B.C. Holland, Inc., Chicago
Acquired from the above by the present owner in 1978

Catalogue Note

This work is the second painting in a group of four paintings known as the Indiana Series, which Tworkov began while a visiting artist at Indiana University in Bloomington, Indiana, in the summer of 1954. The first three works were completed that summer, while the fourth painting, Indiana IV was completed two years later in 1956. Historically linked to a movement that championed nontraditional subjects in art such as the subconscious and the spontaneity of the gesture, Tworkov uniquely maintained an almost religious studio regimen of drawing from the live model.
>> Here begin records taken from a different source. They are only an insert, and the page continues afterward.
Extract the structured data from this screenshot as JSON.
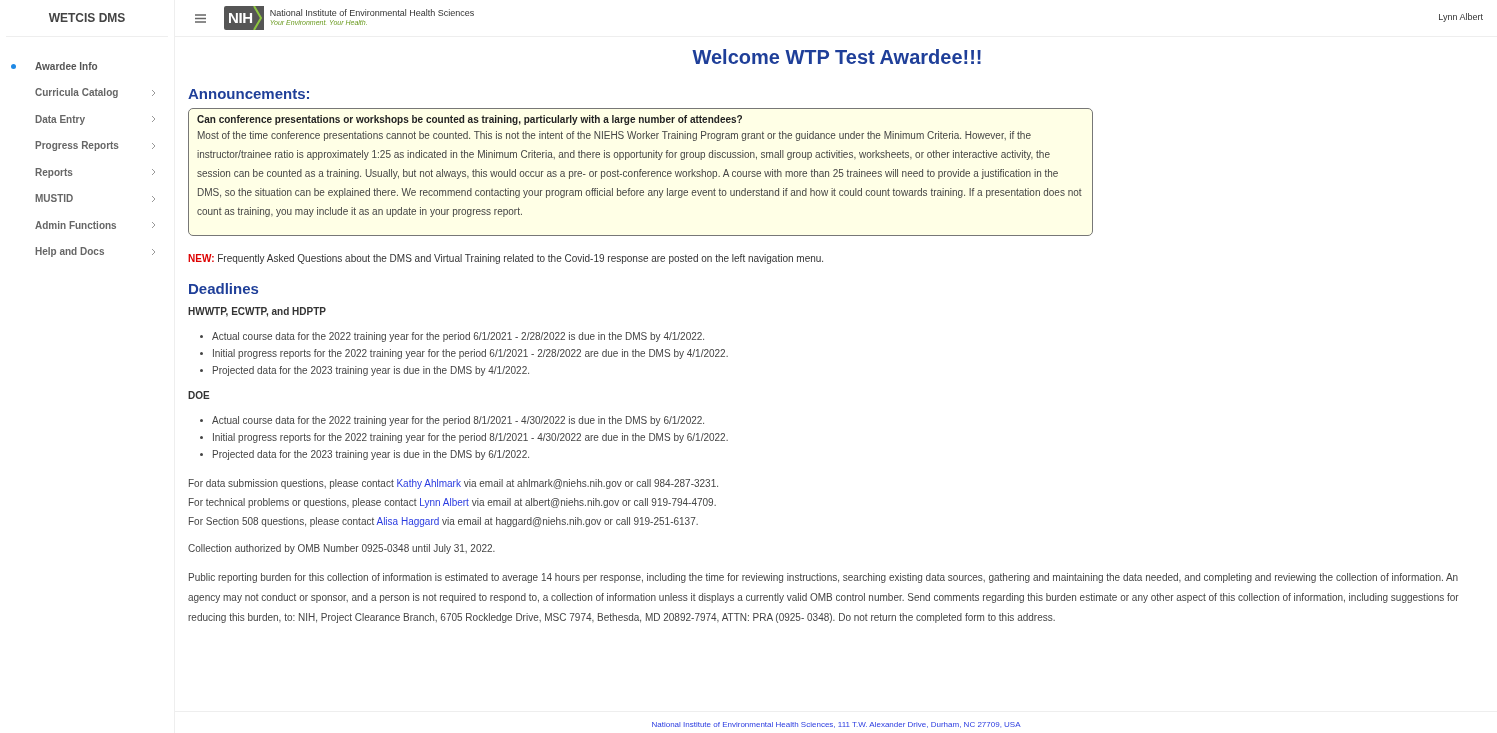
{
  "sidebar": {
    "title": "WETCIS DMS",
    "items": [
      {
        "label": "Awardee Info",
        "selected": true,
        "has_submenu": false
      },
      {
        "label": "Curricula Catalog",
        "selected": false,
        "has_submenu": true
      },
      {
        "label": "Data Entry",
        "selected": false,
        "has_submenu": true
      },
      {
        "label": "Progress Reports",
        "selected": false,
        "has_submenu": true
      },
      {
        "label": "Reports",
        "selected": false,
        "has_submenu": true
      },
      {
        "label": "MUSTID",
        "selected": false,
        "has_submenu": true
      },
      {
        "label": "Admin Functions",
        "selected": false,
        "has_submenu": true
      },
      {
        "label": "Help and Docs",
        "selected": false,
        "has_submenu": true
      }
    ]
  },
  "header": {
    "logo_mark": "NIH",
    "org_name": "National Institute of Environmental Health Sciences",
    "tagline": "Your Environment. Your Health.",
    "user": "Lynn Albert"
  },
  "welcome": "Welcome WTP Test Awardee!!!",
  "announcements": {
    "heading": "Announcements:",
    "question": "Can conference presentations or workshops be counted as training, particularly with a large number of attendees?",
    "answer": "Most of the time conference presentations cannot be counted. This is not the intent of the NIEHS Worker Training Program grant or the guidance under the Minimum Criteria. However, if the instructor/trainee ratio is approximately 1:25 as indicated in the Minimum Criteria, and there is opportunity for group discussion, small group activities, worksheets, or other interactive activity, the session can be counted as a training. Usually, but not always, this would occur as a pre- or post-conference workshop. A course with more than 25 trainees will need to provide a justification in the DMS, so the situation can be explained there. We recommend contacting your program official before any large event to understand if and how it could count towards training. If a presentation does not count as training, you may include it as an update in your progress report."
  },
  "notice": "**NEW:** Frequently Asked Questions about the DMS and Virtual Training related to the Covid-19 response are posted on the left navigation menu.",
  "deadlines": {
    "heading": "Deadlines",
    "groups": [
      {
        "title": "HWWTP, ECWTP, and HDPTP",
        "items": [
          "Actual course data for the 2022 training year for the period 6/1/2021 - 2/28/2022 is due in the DMS by 4/1/2022.",
          "Initial progress reports for the 2022 training year for the period 6/1/2021 - 2/28/2022 are due in the DMS by 4/1/2022.",
          "Projected data for the 2023 training year is due in the DMS by 4/1/2022."
        ]
      },
      {
        "title": "DOE",
        "items": [
          "Actual course data for the 2022 training year for the period 8/1/2021 - 4/30/2022 is due in the DMS by 6/1/2022.",
          "Initial progress reports for the 2022 training year for the period 8/1/2021 - 4/30/2022 are due in the DMS by 6/1/2022.",
          "Projected data for the 2023 training year is due in the DMS by 6/1/2022."
        ]
      }
    ]
  },
  "contacts": [
    {
      "before": "For data submission questions, please contact",
      "link": "Kathy Ahlmark",
      "after": "via email at ahlmark@niehs.nih.gov or call 984-287-3231."
    },
    {
      "before": "For technical problems or questions, please contact",
      "link": "Lynn Albert",
      "after": "via email at albert@niehs.nih.gov or call 919-794-4709."
    },
    {
      "before": "For Section 508 questions, please contact",
      "link": "Alisa Haggard",
      "after": "via email at haggard@niehs.nih.gov or call 919-251-6137."
    }
  ],
  "omb": "Collection authorized by OMB Number 0925-0348 until July 31, 2022.",
  "burden": "Public reporting burden for this collection of information is estimated to average 14 hours per response, including the time for reviewing instructions, searching existing data sources, gathering and maintaining the data needed, and completing and reviewing the collection of information. An agency may not conduct or sponsor, and a person is not required to respond to, a collection of information unless it displays a currently valid OMB control number. Send comments regarding this burden estimate or any other aspect of this collection of information, including suggestions for reducing this burden, to: NIH, Project Clearance Branch, 6705 Rockledge Drive, MSC 7974, Bethesda, MD 20892-7974, ATTN: PRA (0925- 0348). Do not return the completed form to this address.",
  "footer": "National Institute of Environmental Health Sciences, 111 T.W. Alexander Drive, Durham, NC 27709, USA"
}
While the Abstract Expressionist group, of which Tworkov was a leading figure, was known for its aversion to representational art and the figure, Tworkov himself felt no allegiance to any particular pictorial style or school. In fact, he went to great lengths to discover and rediscover himself as an artist and this included an ongoing study of the human form.

A journal entry from June 24, 1954 written while at Indiana University, offers insight into the subject, emotion, and philosophy of this series of paintings—a diabolical, otherworldly scene of a lone figure walking through a wall of flames:

“The artist would like to build a real fire, and without tricks or asbestos suits or previous training, walk right through it and come out alive. It’s definitely a proposition for angels […]”

Three days later Tworkov returned to his journal writing:

“There is a direct connection between these dreams and moods and the actual impulse to create. I had a bad night last night—in my dreams and in that uncontrollable current of vague thought, fancy, longing, hurt, disappointment, I suffered somehow diminution of ego. But this morning I worked remarkably well—a painting that had been going badly come to life. My ego position is restored.”



This work will be included in the forthcoming Catalogue Raisonné of Works on Canvas by Jack Tworkov currently being compiled by Jason Andrew for the Estate of Jack Tworkov under number 832.